During embryonic and postnatal development, the neurons that control the respiratory function go through a process of "maturation". In this process, these neurons acquire a precise communication network that allows them to generate a robust ventilatory rhythm that is adjustable to the physiological needs of the body. A dysfunction or an abnormal development of these neurons can lead to a variety of important respiratory disorders. Indeed, babies born prematurely (with an immature neural respiratory network) have a higher risk of developing respiratory irregularities.

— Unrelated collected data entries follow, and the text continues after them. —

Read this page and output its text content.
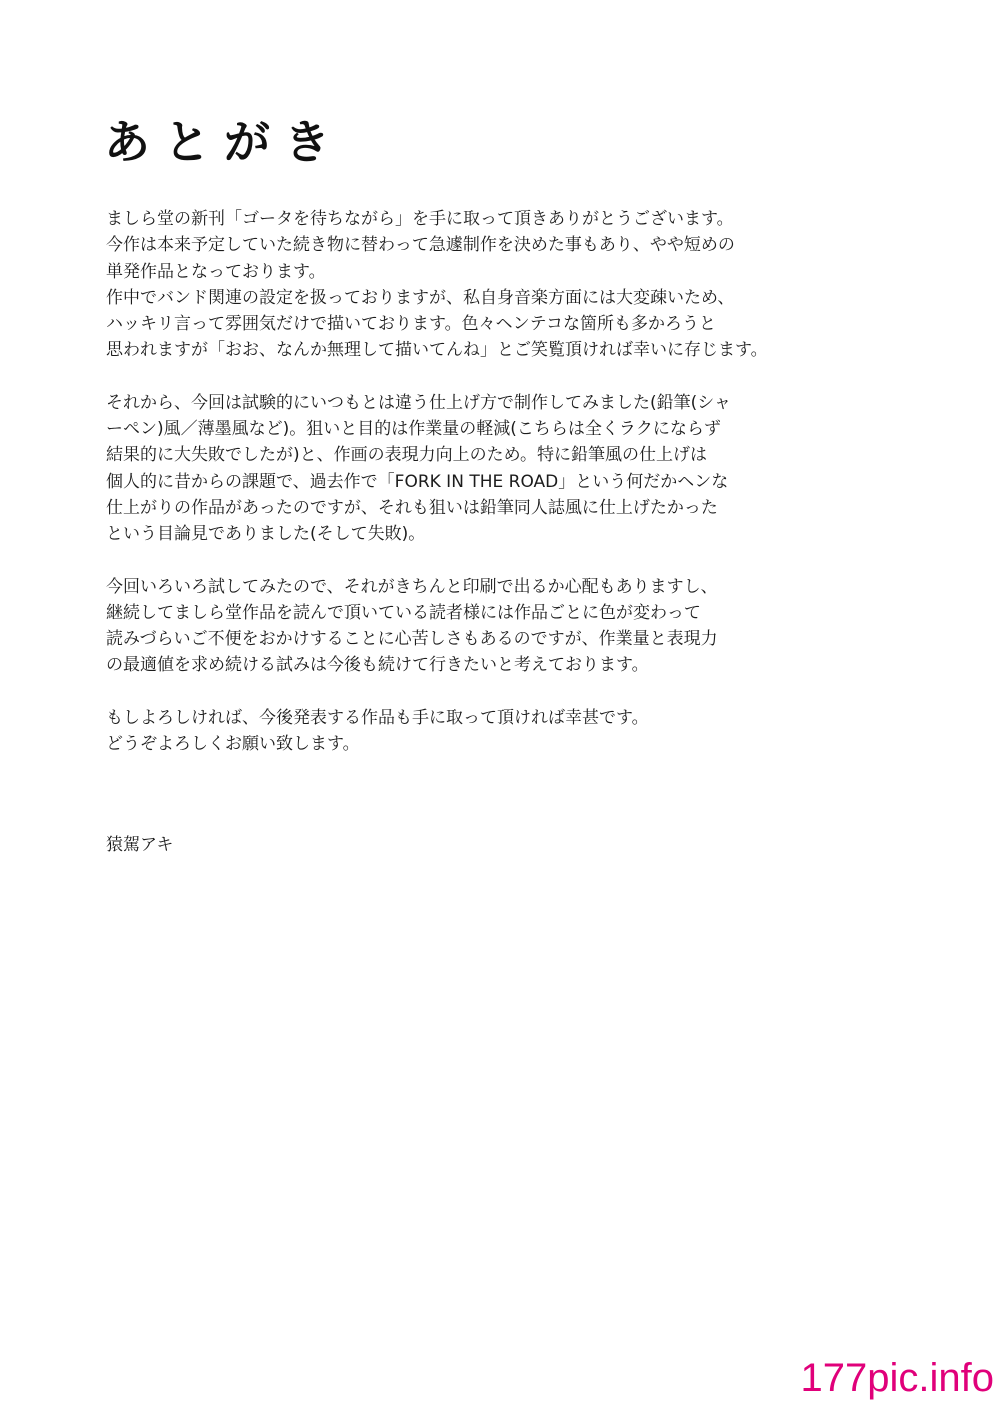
あとがき

ましら堂の新刊「ゴータを待ちながら」を手に取って頂きありがとうございます。
今作は本来予定していた続き物に替わって急遽制作を決めた事もあり、やや短めの
単発作品となっております。
作中でバンド関連の設定を扱っておりますが、私自身音楽方面には大変疎いため、
ハッキリ言って雰囲気だけで描いております。色々ヘンテコな箇所も多かろうと
思われますが「おお、なんか無理して描いてんね」とご笑覧頂ければ幸いに存じます。

それから、今回は試験的にいつもとは違う仕上げ方で制作してみました(鉛筆(シャ
ーペン)風／薄墨風など)。狙いと目的は作業量の軽減(こちらは全くラクにならず
結果的に大失敗でしたが)と、作画の表現力向上のため。特に鉛筆風の仕上げは
個人的に昔からの課題で、過去作で「FORK IN THE ROAD」という何だかヘンな
仕上がりの作品があったのですが、それも狙いは鉛筆同人誌風に仕上げたかった
という目論見でありました(そして失敗)。

今回いろいろ試してみたので、それがきちんと印刷で出るか心配もありますし、
継続してましら堂作品を読んで頂いている読者様には作品ごとに色が変わって
読みづらいご不便をおかけすることに心苦しさもあるのですが、作業量と表現力
の最適値を求め続ける試みは今後も続けて行きたいと考えております。

もしよろしければ、今後発表する作品も手に取って頂ければ幸甚です。
どうぞよろしくお願い致します。

猿駕アキ
177pic.info
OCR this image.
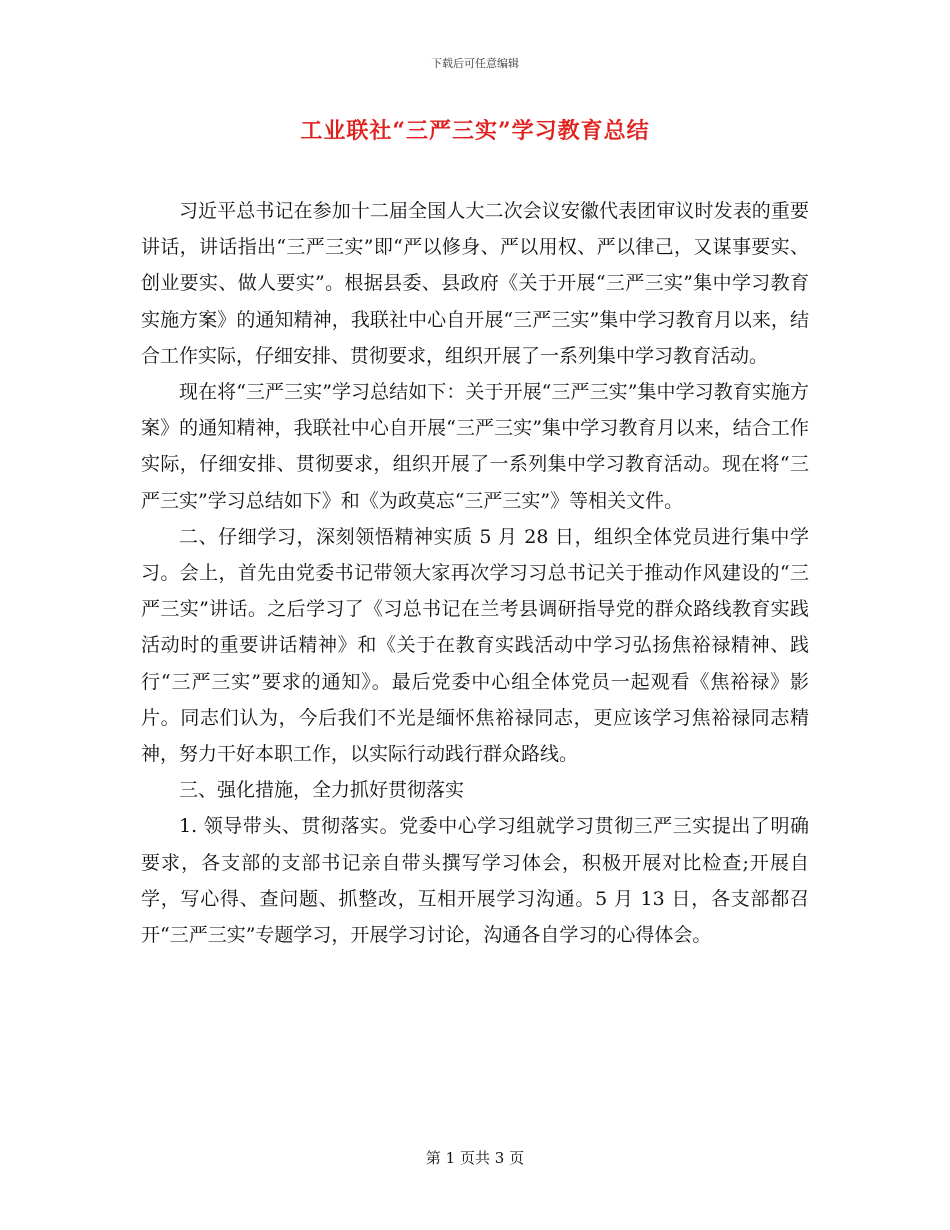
下载后可任意编辑
工业联社“三严三实”学习教育总结

习近平总书记在参加十二届全国人大二次会议安徽代表团审议时发表的重要讲话，讲话指出“三严三实”即“严以修身、严以用权、严以律己，又谋事要实、创业要实、做人要实”。根据县委、县政府《关于开展“三严三实”集中学习教育实施方案》的通知精神，我联社中心自开展“三严三实”集中学习教育月以来，结合工作实际，仔细安排、贯彻要求，组织开展了一系列集中学习教育活动。

现在将“三严三实”学习总结如下：关于开展“三严三实”集中学习教育实施方案》的通知精神，我联社中心自开展“三严三实”集中学习教育月以来，结合工作实际，仔细安排、贯彻要求，组织开展了一系列集中学习教育活动。现在将“三严三实”学习总结如下》和《为政莫忘“三严三实”》等相关文件。

二、仔细学习，深刻领悟精神实质 5 月 28 日，组织全体党员进行集中学习。会上，首先由党委书记带领大家再次学习习总书记关于推动作风建设的“三严三实”讲话。之后学习了《习总书记在兰考县调研指导党的群众路线教育实践活动时的重要讲话精神》和《关于在教育实践活动中学习弘扬焦裕禄精神、践行“三严三实”要求的通知》。最后党委中心组全体党员一起观看《焦裕禄》影片。同志们认为，今后我们不光是缅怀焦裕禄同志，更应该学习焦裕禄同志精神，努力干好本职工作，以实际行动践行群众路线。

三、强化措施，全力抓好贯彻落实

1. 领导带头、贯彻落实。党委中心学习组就学习贯彻三严三实提出了明确要求，各支部的支部书记亲自带头撰写学习体会，积极开展对比检查;开展自学，写心得、查问题、抓整改，互相开展学习沟通。5 月 13 日，各支部都召开“三严三实”专题学习，开展学习讨论，沟通各自学习的心得体会。

第 1 页共 3 页
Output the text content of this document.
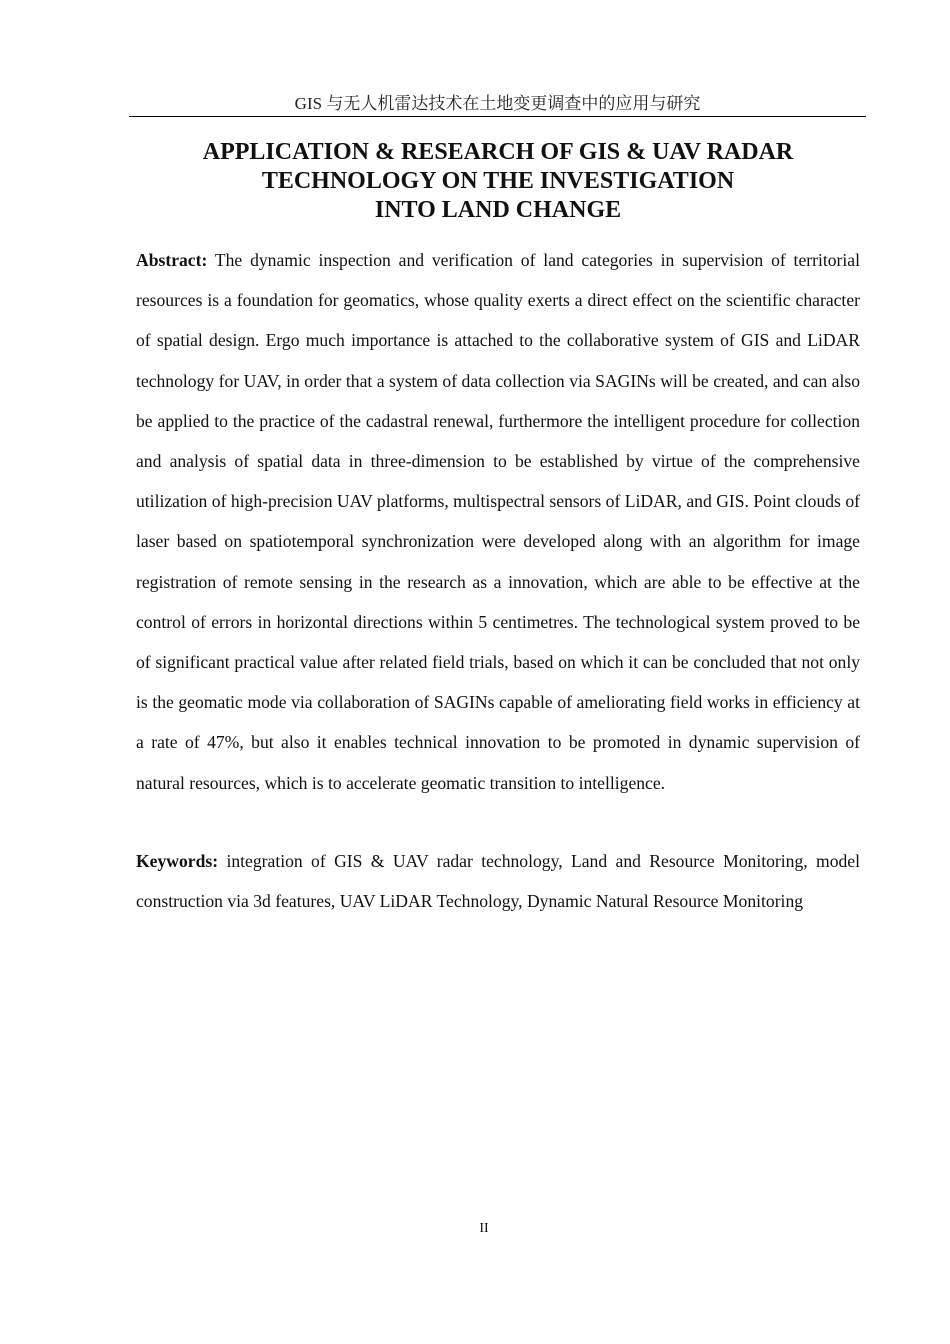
GIS 与无人机雷达技术在土地变更调查中的应用与研究
APPLICATION & RESEARCH OF GIS & UAV RADAR
TECHNOLOGY ON THE INVESTIGATION
INTO LAND CHANGE

Abstract: The dynamic inspection and verification of land categories in supervision of territorial resources is a foundation for geomatics, whose quality exerts a direct effect on the scientific character of spatial design. Ergo much importance is attached to the collaborative system of GIS and LiDAR technology for UAV, in order that a system of data collection via SAGINs will be created, and can also be applied to the practice of the cadastral renewal, furthermore the intelligent procedure for collection and analysis of spatial data in three-dimension to be established by virtue of the comprehensive utilization of high-precision UAV platforms, multispectral sensors of LiDAR, and GIS. Point clouds of laser based on spatiotemporal synchronization were developed along with an algorithm for image registration of remote sensing in the research as a innovation, which are able to be effective at the control of errors in horizontal directions within 5 centimetres. The technological system proved to be of significant practical value after related field trials, based on which it can be concluded that not only is the geomatic mode via collaboration of SAGINs capable of ameliorating field works in efficiency at a rate of 47%, but also it enables technical innovation to be promoted in dynamic supervision of natural resources, which is to accelerate geomatic transition to intelligence.

Keywords: integration of GIS & UAV radar technology, Land and Resource Monitoring, model construction via 3d features, UAV LiDAR Technology, Dynamic Natural Resource Monitoring

II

These irregularities are manifested in form of repeated respiratory arrests (apnea of prematurity - AoP) that induce blood deoxygenation, which in clinical terms are called intermittent hypoxia (IH). IH, in turn, delays the maturation and development of the respiratory neural system, increases morbidity, prolongs the need for hospitalization care, and has long-term cognitive and neurological outcomes. Since mitochondria are tiny structures inside the cell that use oxygen to produce all the energy required by the brain, this research program proposes to study how IH affects the functioning of brain mitochondria at neonatal ages.
To do so, we will use rats pups exposed to IH (a classical model to study AoP in the laboratory). Likewise, we plan to investigate whether new mitochondrial-target drugs, currently used to prevent mitochondrial dysfunction, could be used to ameliorate the damage caused by the IH associated with AoP. In addition, since: 1) neonatal respiratory diseases are more common in men than in women, and 2) sex steroid hormones modulate the mitochondrial functioning, we plan to characterize the impact of IH in the mitochondria of both sexes. Thus, our research will lead to the identification of new, more effective, and sex-tailored treatments.